Green bean casserole

Green bean casserole may have surpassed mashed potatoes as my top thanksgiving food item. That’s a heavy statement, but I’m feeling confident in it.

For the past 3 thanksgivings I’ve been manking this green bean casserole, and it has been devoured everywhere I bring it. So, since Thanksgiving is right there around the corner, pop this recipe into your mix!

2lbs of green beans 
1 can coconut milk
1 cup vegetable stock
2 cups mushrooms
1/4 cup nutritional yeast
1/2 clove of garlic 
1 tbsp apple cider vinegar 
1/2 large onion 
Dash of clove, Rosemary, & thyme 
Lots of French’s fried onions. 







For the soup, put finely choooed garlic and onion into a pan with your spices. Add small amounts of broth to keep it from sticking. Next, add the chopped mushrooms and stir until they have shrunken down. Add the can of coconut milk, broth, vinegar, and nutritional yeast. Let simmer for 10-15 minutes. 

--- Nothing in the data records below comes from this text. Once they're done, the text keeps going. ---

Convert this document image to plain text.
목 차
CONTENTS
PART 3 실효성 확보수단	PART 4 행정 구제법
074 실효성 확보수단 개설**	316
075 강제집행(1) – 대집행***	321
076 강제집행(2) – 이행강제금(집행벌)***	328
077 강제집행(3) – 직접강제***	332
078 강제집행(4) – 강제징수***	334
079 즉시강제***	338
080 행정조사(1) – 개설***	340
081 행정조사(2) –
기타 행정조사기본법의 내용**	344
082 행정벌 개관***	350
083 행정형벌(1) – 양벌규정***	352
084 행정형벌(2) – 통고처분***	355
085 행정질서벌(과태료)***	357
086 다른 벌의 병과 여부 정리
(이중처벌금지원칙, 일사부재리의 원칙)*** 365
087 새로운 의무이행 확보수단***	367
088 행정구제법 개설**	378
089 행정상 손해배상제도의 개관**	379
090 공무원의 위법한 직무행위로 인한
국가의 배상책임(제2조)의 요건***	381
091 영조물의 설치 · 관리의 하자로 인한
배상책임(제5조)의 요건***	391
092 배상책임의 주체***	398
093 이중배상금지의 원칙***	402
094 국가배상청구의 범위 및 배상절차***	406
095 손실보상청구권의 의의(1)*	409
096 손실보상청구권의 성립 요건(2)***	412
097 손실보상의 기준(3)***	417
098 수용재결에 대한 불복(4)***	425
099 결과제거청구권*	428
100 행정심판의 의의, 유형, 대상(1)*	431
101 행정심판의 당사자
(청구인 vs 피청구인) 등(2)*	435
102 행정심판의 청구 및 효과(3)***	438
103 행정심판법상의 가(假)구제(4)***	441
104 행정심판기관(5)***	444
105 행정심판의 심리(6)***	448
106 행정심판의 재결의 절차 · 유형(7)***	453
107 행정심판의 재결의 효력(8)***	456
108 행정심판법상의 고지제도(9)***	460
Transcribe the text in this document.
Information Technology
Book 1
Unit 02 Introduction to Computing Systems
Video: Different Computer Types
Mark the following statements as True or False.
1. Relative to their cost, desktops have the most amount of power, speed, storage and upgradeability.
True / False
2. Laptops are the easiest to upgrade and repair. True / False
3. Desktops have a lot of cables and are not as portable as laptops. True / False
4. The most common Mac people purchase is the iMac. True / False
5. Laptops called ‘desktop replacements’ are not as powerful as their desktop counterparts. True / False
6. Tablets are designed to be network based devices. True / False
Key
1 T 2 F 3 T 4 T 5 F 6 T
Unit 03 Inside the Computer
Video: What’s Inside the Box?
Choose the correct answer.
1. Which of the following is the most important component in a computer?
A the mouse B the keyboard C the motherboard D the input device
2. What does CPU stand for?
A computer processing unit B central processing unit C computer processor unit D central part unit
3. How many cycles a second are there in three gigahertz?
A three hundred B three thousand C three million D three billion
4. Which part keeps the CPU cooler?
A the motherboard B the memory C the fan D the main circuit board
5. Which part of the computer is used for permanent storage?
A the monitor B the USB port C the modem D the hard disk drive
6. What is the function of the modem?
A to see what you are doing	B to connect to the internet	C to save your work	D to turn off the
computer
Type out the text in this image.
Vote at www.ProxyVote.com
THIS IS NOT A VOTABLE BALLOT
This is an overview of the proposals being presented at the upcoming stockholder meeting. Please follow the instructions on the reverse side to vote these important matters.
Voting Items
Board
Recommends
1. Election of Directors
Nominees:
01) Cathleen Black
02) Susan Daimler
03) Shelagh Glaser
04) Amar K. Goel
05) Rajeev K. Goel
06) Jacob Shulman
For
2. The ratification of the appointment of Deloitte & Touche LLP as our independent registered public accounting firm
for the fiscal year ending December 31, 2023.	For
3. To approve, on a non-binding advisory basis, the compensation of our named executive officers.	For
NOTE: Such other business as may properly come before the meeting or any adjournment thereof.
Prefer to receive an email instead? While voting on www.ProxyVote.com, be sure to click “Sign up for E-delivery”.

Place the green beans into your casserole dish. I use frozen green beans, but if you get fresh, just steal them lightly beforehand. Add a generous amount of soup to the green beans, and mix in the fried onions. I use a little bit over 1/2 a container of French’s fried onions to mix in, but do whatever you desire. 

Finally, bake the casserole for 30 minutes at 350 degrees F. 

That’s all! 

If you have any soup left over, I recommend tossing in some greens and eating it with some toast. 

I hope you all have a lovely holiday tomorrow, and that your visits with friends and family are great.